Il governo Schoof poteva contare su una maggioranza di 86 seggi sui 150 della Camera bassa olandese: senza i 37 del partito di Wilders gliene restavano solamente 51, inferiori alla maggioranza di 76.
Oltre 13 milioni di elettori sono chiamati alle urne oggi e i temi al centro della campagna elettorale: clima, sicurezza, immigrazione e crisi abitativa. I sondaggi prima del voto vedono un equilibrio sostanziale tra i principali partiti, anche se la politica olandese è notoriamente frammentata in un numero incredibili di partiti che in un sistema proporzionale puro (con soglia di sbarramento dello 0,67%) rende impossibile governare da soli: Wilders è in testa ma in calo (24-28 seggi), l’alleanza tra Sinistra Verde e Laburisti di Frans Timmermans regge stabile (22-26), subito dietro gli ecologisti liberali D66 di Rob Jetten sono in crescita (21-25) e considerati la possibile sorpresa del voto. In corsa anche i moderati di centrodestra di Appello Cristiano Democratico (CDA) di Henri Bontenbal (18-22) e il Partito Popolare per la Libertà e la Democrazia (VVD) di Dilan Yesilgoz (15-19), erede di Mark Rutte.
Dopo il biennio al governo, tutti i principali partiti alla vigila del voto hanno chiuso le porte a Wilders e a possibili accordi post-elezioni: “Marilyn”, come viene chiamato per la sua chioma bionda, è considerato totalmente inaffidabile proprio per aver scatenato la crisi di governo lo scorso giugno. Un aspetto a sua volta paradossale: i partiti della vecchia coalizione infatti non hanno messo in discussione le proposte estreme di Wilders sull’immigrazione.
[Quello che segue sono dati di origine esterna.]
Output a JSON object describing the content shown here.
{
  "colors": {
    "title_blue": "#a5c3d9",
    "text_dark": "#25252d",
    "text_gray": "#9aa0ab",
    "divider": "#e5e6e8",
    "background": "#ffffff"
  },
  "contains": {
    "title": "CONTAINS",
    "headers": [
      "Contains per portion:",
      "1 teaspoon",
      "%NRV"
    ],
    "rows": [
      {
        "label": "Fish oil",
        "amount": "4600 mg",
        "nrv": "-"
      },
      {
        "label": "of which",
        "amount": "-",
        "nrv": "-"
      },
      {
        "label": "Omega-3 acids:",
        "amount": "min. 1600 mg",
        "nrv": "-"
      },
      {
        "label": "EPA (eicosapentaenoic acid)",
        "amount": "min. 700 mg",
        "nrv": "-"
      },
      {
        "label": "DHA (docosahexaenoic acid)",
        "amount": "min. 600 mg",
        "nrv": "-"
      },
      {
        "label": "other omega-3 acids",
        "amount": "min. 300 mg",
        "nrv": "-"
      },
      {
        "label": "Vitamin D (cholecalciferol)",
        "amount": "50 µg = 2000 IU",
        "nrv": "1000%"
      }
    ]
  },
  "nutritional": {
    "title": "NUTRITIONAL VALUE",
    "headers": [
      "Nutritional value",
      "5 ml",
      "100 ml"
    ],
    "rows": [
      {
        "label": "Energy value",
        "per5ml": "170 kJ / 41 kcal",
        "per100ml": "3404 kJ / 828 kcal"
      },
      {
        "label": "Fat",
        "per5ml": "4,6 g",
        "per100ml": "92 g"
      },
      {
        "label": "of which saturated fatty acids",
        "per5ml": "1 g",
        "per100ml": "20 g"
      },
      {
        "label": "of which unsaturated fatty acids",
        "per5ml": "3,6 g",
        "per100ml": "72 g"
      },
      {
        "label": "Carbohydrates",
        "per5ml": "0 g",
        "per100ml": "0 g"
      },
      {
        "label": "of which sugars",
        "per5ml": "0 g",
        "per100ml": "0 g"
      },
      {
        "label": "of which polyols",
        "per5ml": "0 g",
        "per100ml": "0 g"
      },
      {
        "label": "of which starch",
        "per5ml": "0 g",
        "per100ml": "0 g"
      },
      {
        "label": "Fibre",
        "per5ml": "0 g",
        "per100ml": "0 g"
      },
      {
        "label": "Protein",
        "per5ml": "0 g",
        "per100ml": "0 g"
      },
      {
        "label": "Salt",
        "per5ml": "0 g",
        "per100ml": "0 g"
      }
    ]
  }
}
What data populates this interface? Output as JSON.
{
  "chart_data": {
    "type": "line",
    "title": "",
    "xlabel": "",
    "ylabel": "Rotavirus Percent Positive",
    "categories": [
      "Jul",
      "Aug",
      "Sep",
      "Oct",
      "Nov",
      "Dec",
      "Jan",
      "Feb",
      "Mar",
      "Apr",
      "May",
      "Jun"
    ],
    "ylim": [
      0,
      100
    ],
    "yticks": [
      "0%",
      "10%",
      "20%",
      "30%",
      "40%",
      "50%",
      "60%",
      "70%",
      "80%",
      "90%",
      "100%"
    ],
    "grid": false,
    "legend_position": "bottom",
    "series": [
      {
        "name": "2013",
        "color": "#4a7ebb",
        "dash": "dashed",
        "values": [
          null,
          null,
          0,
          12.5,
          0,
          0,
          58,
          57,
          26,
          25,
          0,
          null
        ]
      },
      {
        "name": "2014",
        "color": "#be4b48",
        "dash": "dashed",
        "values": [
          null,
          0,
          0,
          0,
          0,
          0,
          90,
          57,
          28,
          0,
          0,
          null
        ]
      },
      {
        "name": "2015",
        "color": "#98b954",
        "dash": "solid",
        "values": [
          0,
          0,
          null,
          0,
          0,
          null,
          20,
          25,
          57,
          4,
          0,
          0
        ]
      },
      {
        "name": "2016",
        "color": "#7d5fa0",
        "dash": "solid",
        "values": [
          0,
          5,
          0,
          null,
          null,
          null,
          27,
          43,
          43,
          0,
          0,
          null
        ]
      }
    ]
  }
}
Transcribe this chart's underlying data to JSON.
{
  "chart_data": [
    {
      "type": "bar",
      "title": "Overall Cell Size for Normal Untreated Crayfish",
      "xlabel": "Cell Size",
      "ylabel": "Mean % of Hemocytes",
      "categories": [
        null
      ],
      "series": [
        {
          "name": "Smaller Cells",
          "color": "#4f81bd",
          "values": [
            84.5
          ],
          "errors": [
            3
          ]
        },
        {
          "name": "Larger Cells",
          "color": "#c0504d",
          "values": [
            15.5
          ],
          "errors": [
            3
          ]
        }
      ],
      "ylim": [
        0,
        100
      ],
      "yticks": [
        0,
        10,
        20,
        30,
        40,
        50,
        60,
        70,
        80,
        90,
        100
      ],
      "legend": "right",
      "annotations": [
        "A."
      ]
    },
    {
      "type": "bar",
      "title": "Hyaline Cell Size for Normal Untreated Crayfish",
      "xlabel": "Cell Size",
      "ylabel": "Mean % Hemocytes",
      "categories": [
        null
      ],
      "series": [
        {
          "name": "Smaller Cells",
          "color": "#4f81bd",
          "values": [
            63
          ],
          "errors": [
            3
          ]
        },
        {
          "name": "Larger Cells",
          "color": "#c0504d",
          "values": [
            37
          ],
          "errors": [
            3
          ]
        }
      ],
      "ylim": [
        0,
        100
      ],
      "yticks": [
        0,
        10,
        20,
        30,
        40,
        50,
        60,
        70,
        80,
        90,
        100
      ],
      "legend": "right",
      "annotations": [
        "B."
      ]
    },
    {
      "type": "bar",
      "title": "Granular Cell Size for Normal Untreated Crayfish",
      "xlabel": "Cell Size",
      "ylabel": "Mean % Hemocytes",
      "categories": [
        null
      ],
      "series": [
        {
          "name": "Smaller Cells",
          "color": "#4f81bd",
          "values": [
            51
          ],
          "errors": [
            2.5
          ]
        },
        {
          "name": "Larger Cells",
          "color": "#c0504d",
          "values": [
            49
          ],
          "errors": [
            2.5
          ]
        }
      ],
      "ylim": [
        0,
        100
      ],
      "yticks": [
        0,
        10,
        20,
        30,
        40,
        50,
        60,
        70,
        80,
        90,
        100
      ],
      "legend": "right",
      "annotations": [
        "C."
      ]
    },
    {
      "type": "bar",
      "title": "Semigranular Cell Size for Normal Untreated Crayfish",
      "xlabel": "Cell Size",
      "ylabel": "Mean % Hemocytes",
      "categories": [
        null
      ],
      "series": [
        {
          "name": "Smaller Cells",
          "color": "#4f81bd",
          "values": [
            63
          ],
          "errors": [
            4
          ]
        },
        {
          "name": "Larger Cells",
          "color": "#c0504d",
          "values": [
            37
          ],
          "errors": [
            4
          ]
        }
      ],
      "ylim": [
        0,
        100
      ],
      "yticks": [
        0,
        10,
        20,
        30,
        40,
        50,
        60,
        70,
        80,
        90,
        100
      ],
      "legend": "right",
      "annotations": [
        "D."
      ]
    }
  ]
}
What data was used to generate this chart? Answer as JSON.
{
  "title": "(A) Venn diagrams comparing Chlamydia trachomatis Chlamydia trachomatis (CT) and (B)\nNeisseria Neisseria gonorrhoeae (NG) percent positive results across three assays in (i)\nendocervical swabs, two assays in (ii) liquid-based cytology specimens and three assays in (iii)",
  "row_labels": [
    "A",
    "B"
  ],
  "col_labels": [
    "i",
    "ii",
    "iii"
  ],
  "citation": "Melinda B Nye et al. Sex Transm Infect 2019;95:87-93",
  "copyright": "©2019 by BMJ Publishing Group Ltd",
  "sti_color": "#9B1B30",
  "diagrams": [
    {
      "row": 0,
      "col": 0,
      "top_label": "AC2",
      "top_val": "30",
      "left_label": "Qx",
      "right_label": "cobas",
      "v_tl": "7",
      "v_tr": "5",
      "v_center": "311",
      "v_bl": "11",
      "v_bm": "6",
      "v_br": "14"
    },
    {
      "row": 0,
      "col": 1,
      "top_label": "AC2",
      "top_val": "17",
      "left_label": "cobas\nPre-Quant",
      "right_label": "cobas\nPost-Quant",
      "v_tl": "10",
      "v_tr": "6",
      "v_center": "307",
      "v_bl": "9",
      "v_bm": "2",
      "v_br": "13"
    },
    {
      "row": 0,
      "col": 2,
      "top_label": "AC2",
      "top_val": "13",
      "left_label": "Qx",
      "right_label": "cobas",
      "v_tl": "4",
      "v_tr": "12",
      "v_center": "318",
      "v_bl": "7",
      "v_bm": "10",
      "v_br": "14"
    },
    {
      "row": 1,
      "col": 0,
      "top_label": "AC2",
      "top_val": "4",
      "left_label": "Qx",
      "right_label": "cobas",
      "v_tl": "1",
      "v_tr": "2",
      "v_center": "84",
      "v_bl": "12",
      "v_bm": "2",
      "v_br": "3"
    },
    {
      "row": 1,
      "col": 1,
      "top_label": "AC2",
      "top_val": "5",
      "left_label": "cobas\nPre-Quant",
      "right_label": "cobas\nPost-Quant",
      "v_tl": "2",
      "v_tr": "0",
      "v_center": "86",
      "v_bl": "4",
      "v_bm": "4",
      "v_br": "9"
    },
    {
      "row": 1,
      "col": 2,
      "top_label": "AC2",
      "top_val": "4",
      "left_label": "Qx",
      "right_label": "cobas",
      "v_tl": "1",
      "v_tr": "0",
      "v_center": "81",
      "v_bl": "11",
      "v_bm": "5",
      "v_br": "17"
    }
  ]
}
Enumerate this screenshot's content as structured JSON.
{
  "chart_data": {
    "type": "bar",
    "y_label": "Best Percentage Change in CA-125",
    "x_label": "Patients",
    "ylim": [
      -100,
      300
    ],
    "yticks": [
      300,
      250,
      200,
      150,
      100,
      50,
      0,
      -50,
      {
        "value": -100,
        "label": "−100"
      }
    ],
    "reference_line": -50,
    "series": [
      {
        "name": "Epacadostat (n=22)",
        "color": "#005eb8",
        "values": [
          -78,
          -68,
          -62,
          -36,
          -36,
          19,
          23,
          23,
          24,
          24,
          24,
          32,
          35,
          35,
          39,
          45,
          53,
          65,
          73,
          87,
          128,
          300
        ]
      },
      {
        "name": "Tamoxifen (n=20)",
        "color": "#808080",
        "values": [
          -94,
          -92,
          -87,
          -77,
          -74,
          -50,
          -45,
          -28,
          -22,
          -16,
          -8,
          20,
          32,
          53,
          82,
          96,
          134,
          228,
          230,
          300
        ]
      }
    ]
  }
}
Un “effetto Wilders” sulla politica olandese è indiscutibile: vari partiti si sono spostati a destra per rincorrere un elettorato sempre più attratto dai toni apocalittici proposti dal Partito per la Libertà. Anche Frans Timmermans, l’ex commissario europeo e leader della coalizione tra Laburisti e Sinistra Verde, ha parlato apertamente di un “problema dei rifugiati” nel Paese inasprendo le sue proposte sul tema dell’immigrazione, nonostante i Paesi Bassi siano quattordicesimi sui 27 stati dell’Unione Europea per numero di richieste d’asilo in rapporto alla popolazione.